Notons, primo on a eu droit au terrorisme de Mère Nature, puis au terrorisme des intelli gens, puis au terrorisme théolotogique, puis au terrorisme idéolotogique et maintenant (…roulements de tambours et coups de trompettes…) au terrorisme quantique.

Cette sensation toujours si agréable de glisser dans le sommeil ( je note rapidement sur mon chewing gum en partance pour un trou dans le mur : ” DODO : Aprés 9 mois et 4 ans de traitement chronique de cette vie dyspnéïque, aucun symptome de tachiphylaxie n’est remarqué. Efficacité à suivre”…).

Venu me border dans ma couche de feuilles de papayer, mon papa si peu prolifique me susurra, alors que ma conscience de Vous, de Nous et de Moi même s’estompait en trombe, …”Dormir sans oublier c’est vivre éveillé”…

J’étais à peine plus qu’assoupie que je sentis sa poigne, douce et ferme, me saisir la main droite dans une sensation de chaleur propice à ce nouveau songe à travers les anneaux de Saturne et leurs déserts de glace d’ammoniaque ou vers toute autre destination sans visa.
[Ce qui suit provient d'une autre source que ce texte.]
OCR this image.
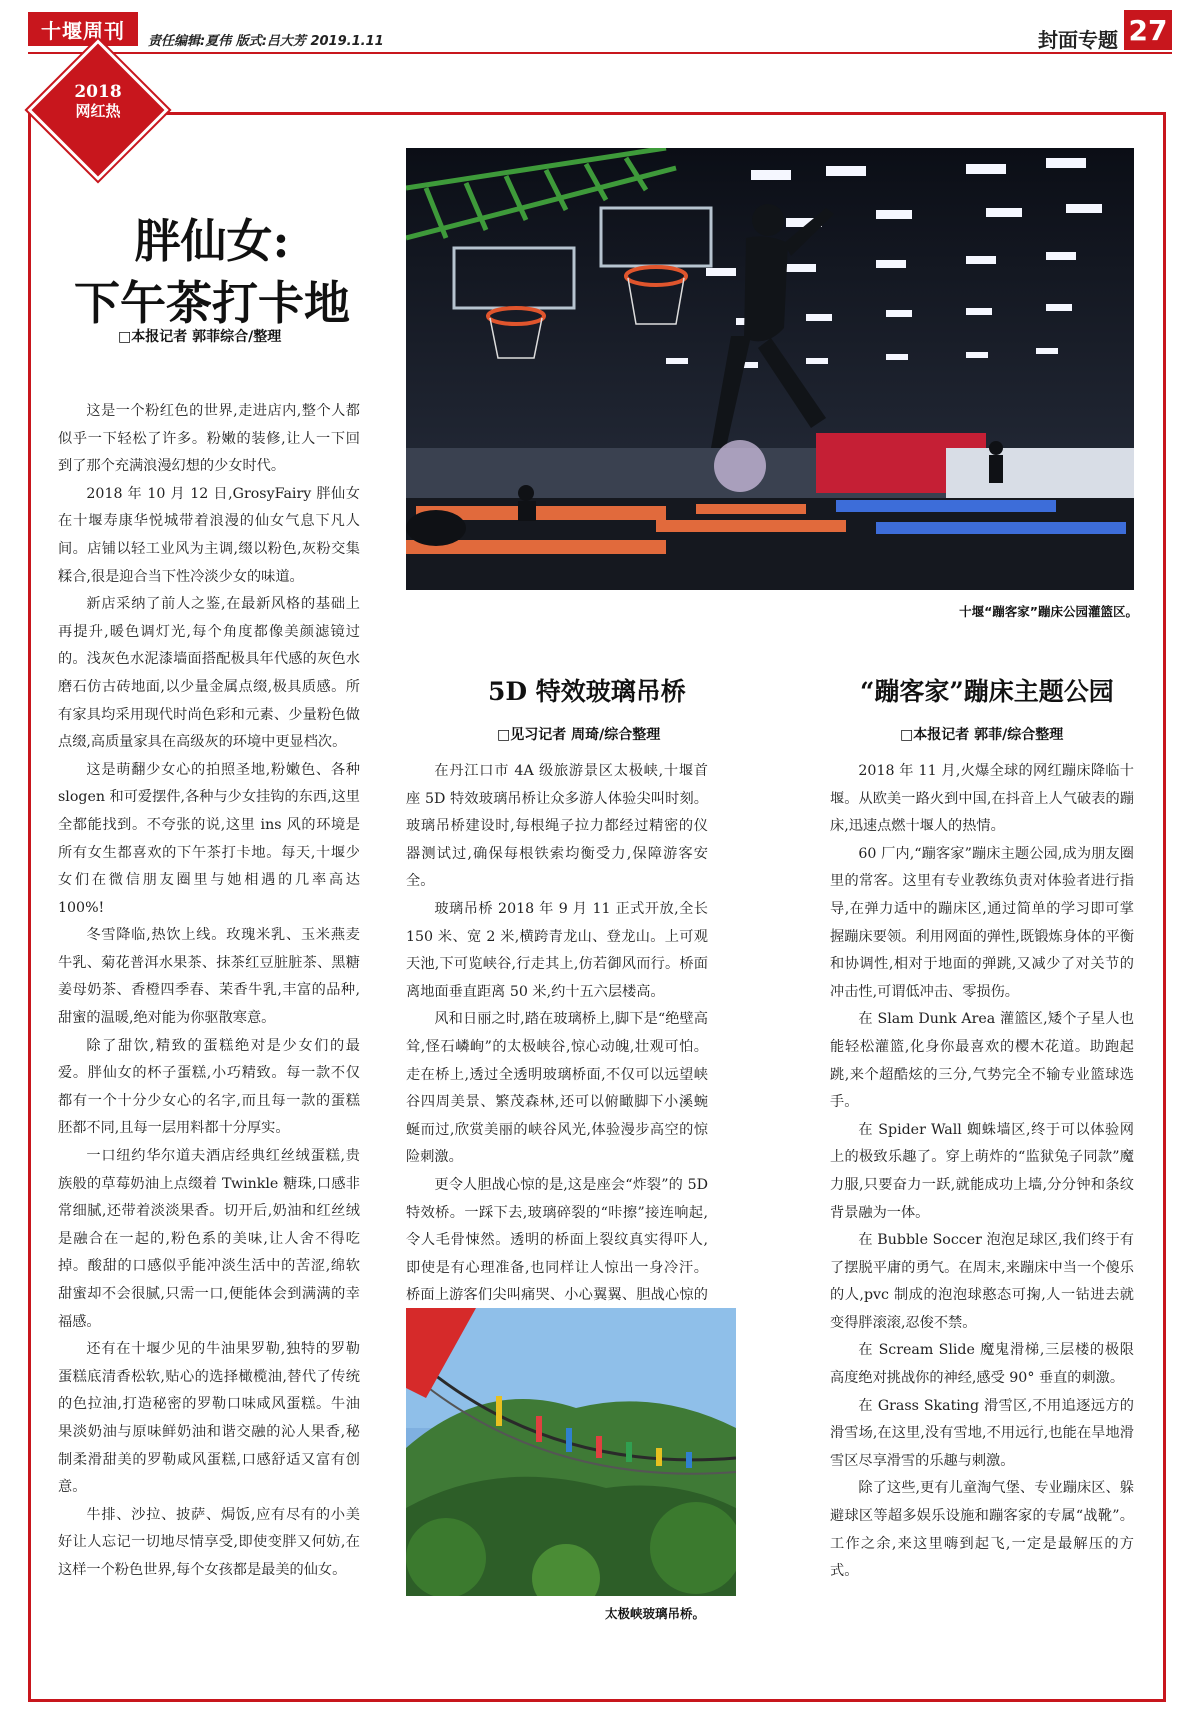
十堰周刊	责任编辑:夏伟 版式:吕大芳 2019.1.11	封面专题 27
2018
网红热
胖仙女:
下午茶打卡地
□本报记者 郭菲综合/整理

这是一个粉红色的世界,走进店内,整个人都似乎一下轻松了许多。粉嫩的装修,让人一下回到了那个充满浪漫幻想的少女时代。

2018 年 10 月 12 日,GrosyFairy 胖仙女在十堰寿康华悦城带着浪漫的仙女气息下凡人间。店铺以轻工业风为主调,缀以粉色,灰粉交集糅合,很是迎合当下性冷淡少女的味道。

新店采纳了前人之鉴,在最新风格的基础上再提升,暖色调灯光,每个角度都像美颜滤镜过的。浅灰色水泥漆墙面搭配极具年代感的灰色水磨石仿古砖地面,以少量金属点缀,极具质感。所有家具均采用现代时尚色彩和元素、少量粉色做点缀,高质量家具在高级灰的环境中更显档次。

这是萌翻少女心的拍照圣地,粉嫩色、各种 slogen 和可爱摆件,各种与少女挂钩的东西,这里全都能找到。不夸张的说,这里 ins 风的环境是所有女生都喜欢的下午茶打卡地。每天,十堰少女们在微信朋友圈里与她相遇的几率高达 100%!

冬雪降临,热饮上线。玫瑰米乳、玉米燕麦牛乳、菊花普洱水果茶、抹茶红豆脏脏茶、黑糖姜母奶茶、香橙四季春、茉香牛乳,丰富的品种,甜蜜的温暖,绝对能为你驱散寒意。

除了甜饮,精致的蛋糕绝对是少女们的最爱。胖仙女的杯子蛋糕,小巧精致。每一款不仅都有一个十分少女心的名字,而且每一款的蛋糕胚都不同,且每一层用料都十分厚实。

一口纽约华尔道夫酒店经典红丝绒蛋糕,贵族般的草莓奶油上点缀着 Twinkle 糖珠,口感非常细腻,还带着淡淡果香。切开后,奶油和红丝绒是融合在一起的,粉色系的美味,让人舍不得吃掉。酸甜的口感似乎能冲淡生活中的苦涩,绵软甜蜜却不会很腻,只需一口,便能体会到满满的幸福感。

还有在十堰少见的牛油果罗勒,独特的罗勒蛋糕底清香松软,贴心的选择橄榄油,替代了传统的色拉油,打造秘密的罗勒口味咸风蛋糕。牛油果淡奶油与原味鲜奶油和谐交融的沁人果香,秘制柔滑甜美的罗勒咸风蛋糕,口感舒适又富有创意。

牛排、沙拉、披萨、焗饭,应有尽有的小美好让人忘记一切地尽情享受,即使变胖又何妨,在这样一个粉色世界,每个女孩都是最美的仙女。

十堰“蹦客家”蹦床公园灌篮区。
5D 特效玻璃吊桥
□见习记者 周琦/综合整理

在丹江口市 4A 级旅游景区太极峡,十堰首座 5D 特效玻璃吊桥让众多游人体验尖叫时刻。玻璃吊桥建设时,每根绳子拉力都经过精密的仪器测试过,确保每根铁索均衡受力,保障游客安全。

玻璃吊桥 2018 年 9 月 11 正式开放,全长 150 米、宽 2 米,横跨青龙山、登龙山。上可观天池,下可览峡谷,行走其上,仿若御风而行。桥面离地面垂直距离 50 米,约十五六层楼高。

风和日丽之时,踏在玻璃桥上,脚下是“绝壁高耸,怪石嶙峋”的太极峡谷,惊心动魄,壮观可怕。走在桥上,透过全透明玻璃桥面,不仅可以远望峡谷四周美景、繁茂森林,还可以俯瞰脚下小溪蜿蜒而过,欣赏美丽的峡谷风光,体验漫步高空的惊险刺激。

更令人胆战心惊的是,这是座会“炸裂”的 5D 特效桥。一踩下去,玻璃碎裂的“咔擦”接连响起,令人毛骨悚然。透明的桥面上裂纹真实得吓人,即使是有心理准备,也同样让人惊出一身冷汗。桥面上游客们尖叫痛哭、小心翼翼、胆战心惊的

太极峡玻璃吊桥。
“蹦客家”蹦床主题公园
□本报记者 郭菲/综合整理

2018 年 11 月,火爆全球的网红蹦床降临十堰。从欧美一路火到中国,在抖音上人气破表的蹦床,迅速点燃十堰人的热情。

60 厂内,“蹦客家”蹦床主题公园,成为朋友圈里的常客。这里有专业教练负责对体验者进行指导,在弹力适中的蹦床区,通过简单的学习即可掌握蹦床要领。利用网面的弹性,既锻炼身体的平衡和协调性,相对于地面的弹跳,又减少了对关节的冲击性,可谓低冲击、零损伤。

在 Slam Dunk Area 灌篮区,矮个子星人也能轻松灌篮,化身你最喜欢的樱木花道。助跑起跳,来个超酷炫的三分,气势完全不输专业篮球选手。

在 Spider Wall 蜘蛛墙区,终于可以体验网上的极致乐趣了。穿上萌炸的“监狱兔子同款”魔力服,只要奋力一跃,就能成功上墙,分分钟和条纹背景融为一体。

在 Bubble Soccer 泡泡足球区,我们终于有了摆脱平庸的勇气。在周末,来蹦床中当一个傻乐的人,pvc 制成的泡泡球憨态可掬,人一钻进去就变得胖滚滚,忍俊不禁。

在 Scream Slide 魔鬼滑梯,三层楼的极限高度绝对挑战你的神经,感受 90° 垂直的刺激。

在 Grass Skating 滑雪区,不用追逐远方的滑雪场,在这里,没有雪地,不用远行,也能在旱地滑雪区尽享滑雪的乐趣与刺激。

除了这些,更有儿童淘气堡、专业蹦床区、躲避球区等超多娱乐设施和蹦客家的专属“战靴”。工作之余,来这里嗨到起飞,一定是最解压的方式。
Dans la famille, on aime toutes les couleurs, de l’arc en ciel et au delà. Mais si vous croisez mon grand frère, surtout, ne touchez pas à ses caméléons. Les étudier sur tous terrains est son passe temps favori.

Alors Papa, où va-t-on aujourd’hui ?

Ma grande, là bas, nos 5 sens nous maintenaient piègé(e)s sur chacun(e) son ridiculement pointu “point of view”, un promontoire précis de perception, tout comme si nous étions toute notre existence face aux mêmes 5 écrans, obnubilé(e)s à en être lobotomisé(e)s. Lorsque de jour comme de nuit, la conscience réussit à se délester de ses soutes subconscientes, elle survole les ballasts de l’éveil et du sommeil, dans leurs versions périodiques ainsi que définitives.

Au lieu d’une ligne discontinue tracée par les états successifs de léthargie / “létalgie”, la conscience se love sur elle même à chaque transit d’une phase à l’autre. Ma chérie, c’est la seule manière que je connaisse de vaincre l’oubli.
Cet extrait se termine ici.